Dieser Inhalt ist frei verfügbar. Mit einem Abonnement der ÖStZ erhalten Sie die Zeitschrift in Print und vollen digitalen Zugriff im Web, am Smartphone und Tablet. Mehr erfahren…
Testen Sie
ALLE 13 Zeitschriftenportale
30 Tage lang kostenlos.
Der Zugriff endet nach 30 Tagen automatisch.
Abstract
Die Abgrenzung gewerblichen Wertpapierhandels von (bloßer) Vermögensverwaltung ist unter anderem für den Ausgleich von Verlusten bedeutsam. Wie der VwGH in der gegenständlichen Entscheidung zeigt, ist hierbei auf eine Reihe von Abgrenzungskriterien (Berufstätigkeit, Auftreten für Rechnung Dritter, Fremdfinanzierung, Zahl der Transaktionen, Risikohöhe) Bedacht zu nehmen, die allerdings nicht von gleichem Gewicht sind.

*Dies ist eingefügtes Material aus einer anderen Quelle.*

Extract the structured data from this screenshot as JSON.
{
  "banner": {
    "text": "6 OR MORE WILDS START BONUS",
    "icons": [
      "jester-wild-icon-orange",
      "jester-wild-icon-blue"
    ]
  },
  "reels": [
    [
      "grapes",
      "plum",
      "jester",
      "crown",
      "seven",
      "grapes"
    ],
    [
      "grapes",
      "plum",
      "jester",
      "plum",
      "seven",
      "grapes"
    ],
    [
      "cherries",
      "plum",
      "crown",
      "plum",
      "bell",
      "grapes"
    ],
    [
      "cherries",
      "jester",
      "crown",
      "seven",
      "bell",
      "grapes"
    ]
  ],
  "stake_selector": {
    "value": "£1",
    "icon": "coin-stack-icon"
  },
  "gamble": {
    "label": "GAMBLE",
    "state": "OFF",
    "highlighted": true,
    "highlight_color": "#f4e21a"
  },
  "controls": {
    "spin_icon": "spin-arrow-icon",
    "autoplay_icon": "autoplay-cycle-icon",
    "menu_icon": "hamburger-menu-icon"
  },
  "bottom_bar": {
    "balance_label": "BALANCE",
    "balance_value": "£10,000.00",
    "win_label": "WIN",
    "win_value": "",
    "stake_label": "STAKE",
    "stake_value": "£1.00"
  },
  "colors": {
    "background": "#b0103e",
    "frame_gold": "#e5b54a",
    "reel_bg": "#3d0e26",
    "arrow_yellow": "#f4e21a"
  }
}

VwGH 3. 5. 2021, Ra 2019/13/0124
Sachverhalt
Der Revisionswerber erzielte Verluste aus dem Kauf und Verkauf von wertpapierbezogenen Optionen. Strittig war, ob Art und Ausmaß des Optionshandels die Grenze von der Vermögensverwaltung zur Gewerblichkeit überschritten hatten und somit – ausgleichsfähige – Verluste aus Gewerbebetrieb vorlagen. Der entscheidungsgegenständliche Sachverhalt war dabei im Wesentlichen wie folgt: Der Revisionswerber war Prokurist eines vermögensberatenden Unternehmens und dort für Networking und Kundenansprachen zuständig. Selbst war er nicht als Wertpapiermakler oder in einem ähnlichen Beruf tätig. Er tätigte pro Jahr etwa 100 An- und Verkäufe, wobei er der Investitionsstrategie seines Dienstgebers folgte. Der Handel fand gänzlich auf eigene Rechnung statt, der Revisionswerber trat nicht als Dienstleister gegenüber Dritten auf. Zum Teil war der Optionshandel durch einen Bankkredit fremdfinanziert.

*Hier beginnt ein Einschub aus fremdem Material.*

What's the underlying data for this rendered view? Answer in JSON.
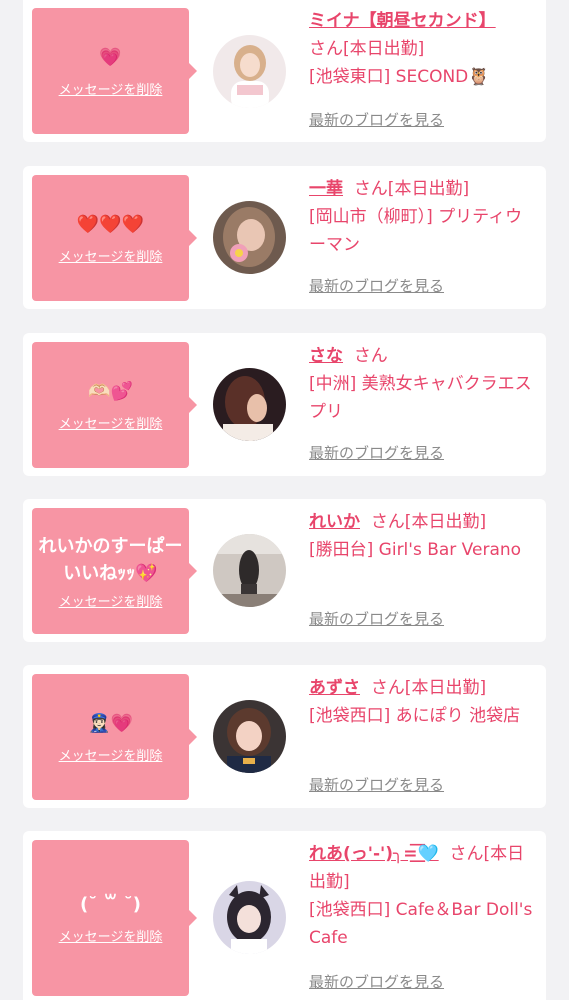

Das Finanzamt und in Folge das BFG verneinten das Vorliegen einer gewerblichen Tätigkeit, woraufhin der Revisionswerber außerordentliche Revision erhob.
Entscheidung des VwGH
Nach der Rechtsprechung des Verwaltungsgerichtshofes ist eine Tätigkeit, die selbstständig, nachhaltig, mit Gewinnerzielungsabsicht und Beteiligung am allgemeinen wirtschaftlichen Verkehr unternommen wird, erst dann gewerblich, wenn sie den Rahmen der Vermögensverwaltung überschreitet. Dies ist dann der Fall, wenn das Tätigwerden des Steuerpflichtigen nach Art und Umfang deutlich jenes Ausmaß übersteigt, das üblicherweise mit der Verwaltung eigenen Vermögens verbunden ist, wenn also durch die Marktteilnahme nach Art und Umfang der Tätigkeit ein Bild erzeugt wird, das der privaten Vermögensverwaltung fremd ist. In Zweifelsfällen ist darauf abzustellen, ob die Tätigkeit, wenn sie in den gewerblichen Bereich fallen soll, dem Bild entspricht, das nach der Verkehrsauffassung einen Gewerbebetrieb ausmacht (vgl VwGH 24. 3. 2004, 2003/14/0096 mwN). Bei der Verwaltung von Wertpapierbesitz gehören die Umschichtungen von Wertpapieren, somit Kauf und Verkauf durch Einschaltung von Banken, grundsätzlich noch zur privaten Vermögensverwaltung; bei Wertpapieren liegt es in der Natur der Sache, den Bestand zu verändern, schlechte Papiere abzustoßen, gute zu erwerben und Kursgewinne zu realisieren (vgl VwGH 26. 7. 2005, 2003/14/0050). Dies gilt ebenso für sonstige nicht verbriefte Finanzinstrumente wie Optionen.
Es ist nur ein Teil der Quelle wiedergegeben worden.